At the fifth US-China Strategic and Economic Dialogue in July, China pledged to continue its exchange rate reform by increasing the flexibility of the renminbi exchange rate and letting the market play a bigger role in exchange rate formation.
China "needs to disclose foreign exchange market intervention regularly … and to promote exchange rate and financial market transparency", the US report said.
He Weiwen said that such statements about China are nothing new.
"It is merely eclecticism to maintaining good trade and economic relations with China but at the same time satisfying the Congress."
Under the Omnibus Trade and Competitiveness Act of 1988, the Treasury Department was asked to report "whether countries manipulate the rate of exchange between their currency and the United States dollar for purposes of preventing effective balance of payments adjustment or gaining unfair competitive advantage in international trade".

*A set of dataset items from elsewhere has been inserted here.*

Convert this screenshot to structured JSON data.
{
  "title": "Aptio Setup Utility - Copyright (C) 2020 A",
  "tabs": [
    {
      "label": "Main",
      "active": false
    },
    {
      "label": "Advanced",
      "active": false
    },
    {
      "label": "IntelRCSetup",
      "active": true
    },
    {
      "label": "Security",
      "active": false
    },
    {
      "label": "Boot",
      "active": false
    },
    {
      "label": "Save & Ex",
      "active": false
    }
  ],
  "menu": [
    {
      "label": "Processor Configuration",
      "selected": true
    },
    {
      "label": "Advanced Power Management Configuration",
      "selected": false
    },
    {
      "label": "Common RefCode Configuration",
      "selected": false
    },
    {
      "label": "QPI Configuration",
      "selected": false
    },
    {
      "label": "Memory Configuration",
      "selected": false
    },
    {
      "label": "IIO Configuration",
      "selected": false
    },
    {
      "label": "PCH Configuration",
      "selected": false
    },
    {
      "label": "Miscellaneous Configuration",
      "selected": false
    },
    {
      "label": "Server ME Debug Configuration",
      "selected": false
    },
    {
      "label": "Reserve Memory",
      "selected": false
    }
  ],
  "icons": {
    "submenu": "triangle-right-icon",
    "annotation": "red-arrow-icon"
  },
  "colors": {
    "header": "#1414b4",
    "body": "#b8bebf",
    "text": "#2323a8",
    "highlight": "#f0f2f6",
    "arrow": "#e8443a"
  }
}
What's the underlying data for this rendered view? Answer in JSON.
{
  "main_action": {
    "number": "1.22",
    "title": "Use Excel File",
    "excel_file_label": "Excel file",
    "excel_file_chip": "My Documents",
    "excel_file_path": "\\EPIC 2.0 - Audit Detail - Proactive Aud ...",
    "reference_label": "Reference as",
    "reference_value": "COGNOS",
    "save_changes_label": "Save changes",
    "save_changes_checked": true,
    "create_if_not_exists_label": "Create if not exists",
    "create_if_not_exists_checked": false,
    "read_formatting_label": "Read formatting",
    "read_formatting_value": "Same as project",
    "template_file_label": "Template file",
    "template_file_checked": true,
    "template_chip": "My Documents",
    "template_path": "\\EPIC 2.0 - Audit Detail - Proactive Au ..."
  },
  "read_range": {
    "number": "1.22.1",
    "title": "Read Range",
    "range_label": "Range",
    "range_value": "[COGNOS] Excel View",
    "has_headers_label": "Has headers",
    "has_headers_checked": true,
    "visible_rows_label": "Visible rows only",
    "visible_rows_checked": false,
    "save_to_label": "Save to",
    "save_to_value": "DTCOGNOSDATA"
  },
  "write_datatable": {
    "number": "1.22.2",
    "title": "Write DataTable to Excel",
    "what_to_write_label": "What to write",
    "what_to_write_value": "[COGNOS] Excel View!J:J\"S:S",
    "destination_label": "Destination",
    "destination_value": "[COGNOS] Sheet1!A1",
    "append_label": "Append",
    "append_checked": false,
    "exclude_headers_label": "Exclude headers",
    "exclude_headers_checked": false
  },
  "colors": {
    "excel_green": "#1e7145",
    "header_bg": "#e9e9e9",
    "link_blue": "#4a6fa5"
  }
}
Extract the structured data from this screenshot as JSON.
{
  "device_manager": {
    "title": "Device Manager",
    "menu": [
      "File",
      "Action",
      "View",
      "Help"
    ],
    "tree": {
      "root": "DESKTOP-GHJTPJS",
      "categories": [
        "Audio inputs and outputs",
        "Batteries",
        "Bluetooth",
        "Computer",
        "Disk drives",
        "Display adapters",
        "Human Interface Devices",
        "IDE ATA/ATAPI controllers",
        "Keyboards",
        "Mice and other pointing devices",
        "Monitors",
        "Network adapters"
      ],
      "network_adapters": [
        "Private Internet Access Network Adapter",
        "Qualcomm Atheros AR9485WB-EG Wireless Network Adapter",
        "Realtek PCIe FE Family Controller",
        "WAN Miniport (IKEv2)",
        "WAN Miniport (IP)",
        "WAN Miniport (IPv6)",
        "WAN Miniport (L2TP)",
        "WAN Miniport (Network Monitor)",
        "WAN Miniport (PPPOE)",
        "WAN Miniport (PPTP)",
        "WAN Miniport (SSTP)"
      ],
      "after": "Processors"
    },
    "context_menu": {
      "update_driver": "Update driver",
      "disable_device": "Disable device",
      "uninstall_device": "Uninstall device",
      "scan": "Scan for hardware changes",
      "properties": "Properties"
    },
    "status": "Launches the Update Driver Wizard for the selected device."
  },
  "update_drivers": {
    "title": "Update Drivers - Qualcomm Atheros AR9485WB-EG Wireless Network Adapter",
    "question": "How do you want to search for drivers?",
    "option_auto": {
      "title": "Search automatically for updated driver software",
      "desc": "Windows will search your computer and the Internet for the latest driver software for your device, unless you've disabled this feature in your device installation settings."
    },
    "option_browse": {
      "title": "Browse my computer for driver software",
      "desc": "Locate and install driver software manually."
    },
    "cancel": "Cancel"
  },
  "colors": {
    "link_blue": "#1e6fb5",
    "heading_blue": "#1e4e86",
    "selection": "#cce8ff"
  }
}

"Facing such accusations, we could only focus on our own businesses, via pushing forward financial reform and market-led pricing mechanism of the renminbi," He said.
But Lu Zhengwei, chief economist of Industrial Bank Co, said the valuation of the renminbi faces a dilemma: The currency is already overvalued in domestic market, which weakens the real economy, yet still is under pressure by the US to appreciate.
A research note from UBS AG said that emerging markets have seen their currencies appreciate significantly against the dollar in recent years, but such a trend will not continue in the next two years.
UBS estimated the exchange rate of the renminbi against the US dollar will stabilize at 6.10 at the end of 2014 and 2015.